The Commission also recognizes that inherent in any deliberations of health care concerns are other considerations directly impacting the state's role as provider, regulator, licensor, and consumer of health services. Complex tenets such as entitlement, ethics, service efficacy, and service outcomes necessarily accompany any examinations and proffered resolutions to health care issues.

Furthermore, the Joint Subcommittee readily accepted from its inception the implied directive that any initiatives to address health care issues must be not only morally responsible, but also fiscally responsible. That same humanitarian philosophy balanced by prudence has continued to guide the Commission on Health Care for All Virginians. Thus, while attempting to expand the accessibility and availability of health care in the Commonwealth, the Commission is cognizant that Virginia's legacy for future citizens must not include cumbersome, financial burdens devised and legislated irresponsibly as solutions to meet immediate needs. The criterion of fiscal responsibility has historically been an integral component of any proposals designed and any decisions rendered, and that criterion has gained greater significance in the present fiscal climate.

Health care -- its quality, its delivery, its provision -- has become an eminent issue of the 1990's in the Commonwealth and the nation and grows exponentially in its dilemmas. The Commission is aware of the issues that confront the Commonwealth:

- the changing demographics of the state's aging population;
- the advances in medical technology that, while enhancing recovery, drive costs;
- the shortage of primary care providers in the Commonwealth's remote areas;
- the cost of medical education and subsequent incurred debts affecting graduates' practice choices;
- the citizens who by occupation or financial status are precluded from purchasing health insurance;
- the spiraling costs of health insurance that restrict employers' coverage offerings and employees' choices of coverage; and
- the most vulnerable Virginians in need of health care who do not receive that care.

The General Assembly has adopted into legislation numerous recommendations proposed by the Joint Subcommittee in its history to address health care concerns. No closure, however, is finite on any singular issue in the ever-evolving dynamics of health care; certainly, no solutions can be effected without the cooperative partnership of health care providers, health care professionals, insurers, private industry, clients, and the Commonwealth.

Summarily, the stated mission of the Commission on Health Care for All Virginians is to ensure that the Commonwealth as provider and regulator adopts the most cost-effective and most efficacious means of delivery of its health care services, so that the greatest number of Virginians may receive quality health care.

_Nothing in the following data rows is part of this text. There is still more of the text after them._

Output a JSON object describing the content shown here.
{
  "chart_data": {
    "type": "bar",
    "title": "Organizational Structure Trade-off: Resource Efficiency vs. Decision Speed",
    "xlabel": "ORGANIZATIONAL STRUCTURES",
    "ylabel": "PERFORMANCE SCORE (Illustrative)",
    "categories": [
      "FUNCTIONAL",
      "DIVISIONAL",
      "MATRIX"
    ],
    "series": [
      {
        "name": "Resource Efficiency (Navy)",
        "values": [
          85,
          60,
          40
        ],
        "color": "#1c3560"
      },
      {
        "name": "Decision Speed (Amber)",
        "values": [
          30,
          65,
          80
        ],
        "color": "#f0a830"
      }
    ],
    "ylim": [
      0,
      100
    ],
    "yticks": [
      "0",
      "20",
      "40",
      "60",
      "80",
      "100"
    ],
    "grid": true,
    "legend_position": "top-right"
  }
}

To effect that goal, the Commission adopted the following recommendations and proposed them as legislation for the 1991 Session of the General Assembly:

• Authorized significant changes in the statutory and regulatory framework of the Commonwealth's Homes for Adults to ensure quality of care for residents and provided for intermediate sanctions to be imposed for violations.

• Authorized changes to the Virginia Medical Care Facilities Certificate of Public Need Program.

• Authorized limited prescriptive authority for certain licensed nurse practitioners on a statewide basis.

• Directed district health directors of the Virginia Department of Health to assess their district's primary care needs and to develop a cost-effective plan to meet those needs.

• Directed the Joint Legislative and Audit Review Commission to study the state Medicaid program and the indigent care appropriations to the state teaching hospitals.

• Directed the Bureau of Insurance to develop proposals to increase health insurance access for small businesses.

• Directed the Small Business Advisory Board to promote the low-cost insurance packages for small businesses.

• Directed the Virginia Health Services Cost Review Council with the Virginia Health Planning Board to study the possible establishment of a patient level data base.

Appendix A of this document contains the legislation proposed by the Health Commission as adopted by the 1991 General Assembly.